Über die Entwicklung des zunächst konfrontativen aber mittlerweile sehr offenen Dialogs zwischen den Gemeinschaftsbanken und den Finanzbehörden Brasiliens berichtete Marusa Vasconcellos Freire von der Zentralbank Brasiliens. Durch ein neues Gesetz der Sozialen und Solidarischen Ökonomie, erfahren die Gemeinschaftsbanken mittlerweile Anerkennung und gesonderte Regulierung, die ihren Zielsetzungen und ihrer Größe im Vergleich zu kommerziellen Banken Rechnung trägt.
Geovanny Cardoso, Ministerium für Sozialökonomie, Ecuador
Ähnliche Entwicklungen beschrieb Geovanny Cardoso vom Ministerium für Sozialökonomie in Ecuador.
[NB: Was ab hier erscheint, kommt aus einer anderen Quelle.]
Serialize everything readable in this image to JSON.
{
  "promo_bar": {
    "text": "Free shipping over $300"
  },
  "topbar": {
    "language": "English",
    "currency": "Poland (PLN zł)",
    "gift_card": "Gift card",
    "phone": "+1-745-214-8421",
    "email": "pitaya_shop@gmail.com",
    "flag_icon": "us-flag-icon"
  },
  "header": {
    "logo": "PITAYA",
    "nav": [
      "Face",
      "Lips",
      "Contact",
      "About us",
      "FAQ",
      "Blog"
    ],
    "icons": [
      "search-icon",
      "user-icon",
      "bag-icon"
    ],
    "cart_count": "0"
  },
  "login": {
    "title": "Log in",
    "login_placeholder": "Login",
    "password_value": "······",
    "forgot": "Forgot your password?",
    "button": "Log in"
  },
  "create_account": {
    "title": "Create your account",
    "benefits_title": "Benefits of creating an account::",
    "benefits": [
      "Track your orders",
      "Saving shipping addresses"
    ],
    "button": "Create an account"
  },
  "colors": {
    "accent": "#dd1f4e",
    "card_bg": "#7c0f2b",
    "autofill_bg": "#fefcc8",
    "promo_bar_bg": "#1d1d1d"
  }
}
Um dem Land neue Möglichkeiten in der Unterstützung der sozialer Wirtschaftsformen zu eröffnen, obwohl die Landeswährung seit dem Jahre 2000 der US Dollar ist, hat die Zentralbank dort ebenfalls eine elektronische Währung eingeführt , die zwar immer noch an den Dollar gekoppelt ist, aber gegen die chronische Knappheit von Bargeld vor allem im informellen Sektor und für Kleinstunternehmer helfen soll – ein erster Schritt zurück zur monetären Souveränität.
Das Highlight des vorletzten Tages der Konferenz war die Gründungsversammlung des weltweiten ersten wissenschaftlichen Verbandes, der sich mit der Erforschung von KW und verwandten Themen beschäftigt und die zukünftigen Konferenzen in Partnerschaft mit lokalen Universitäten ausrichten wird. Das ist eine wichtige Konsolidierung für die wissenschaftliche Arbeit im Bereich monetäre Vielfalt und komplementäre Geldsysteme, die bislang keine dauerhafte Vertretung im internationalen Wissenschaftsbetrieb hat.
RAMICS Gründungsvorstand bei der ersten Abstimmung
Der Verband wird seine rechtliche Heimat in Frankreich haben, jedoch stets Repräsentanten aus der ganzen Welt im Vorstand haben.Die Mitglieder des Gründungsvorstandes setzen sich zusammen aus den Hauptorganisatoren der ersten drei Konferenzen zusammen, Prof. Jerome Blanc (Lyon), Dr. Georgina Gomez (Niederlande) und Dr. Ariádne Scalfoni Rigo (Brasilien) sowie Prof. Makoto Nishibe (Japan) und Rolf Schröder (Deutschland). Eine Kurznotiz zur Gründung ist auf der zukünftigen Webseite des Verbandes unter www.RAMICS.org zu finden. Die nächste Konferenz dieser Art wird im Jahre 2017 in Barcelona, Spanien stattfinden. MONNETA wird weiter darüber informieren.
Wir aktzeptieren Conchas
Am letzten Tag unternahmen die Teilnehmer der Konferenz einem Tagesausflug zu einer der Gemeinschaftsbanken südlich von Salvador de Bahia. Die Exkursion führte in die kleine Gemeinde Ilhamar auf der küstennahen Insel Itaparica. Hier, wie in den meisten der erfolgreichen Währungsprojekte in Brasilien, ist die monetäre Komponente nur eine von vielen Aktivitäten des Projektes, dass sich selber als bürgerschaftliche Initiative zur nach- haltigen Entwicklung der Gemeinde versteht. Neben der lokalen Währung “Conchas“ in der wie andernorts auch Mikrokredite vergeben werden, sind Aktivitäten zum Umweltschutz, ein Gemeinschaftsgarten, Computer-Lernprogramme und Unternehmergruppen für nachhaltigen Tourismus teil des Projektes.
Die Gemeinschaftsbank in Ilhamar
Zumindest in der Disziplin Komplementärwährungen für nachhaltige, lokale Wirtschaftsentwicklung scheint Brasilien nach wie vor Weltmeister zu sein. Vielleicht kann Barcelona zur Konferenz in zwei Jahren ähnliche Spitzenleistungen vorweisen, wenn die unlängst gewählte Stadtregierung bis dahin ihre Pläne einer lokalen Währung umsetzen konnte.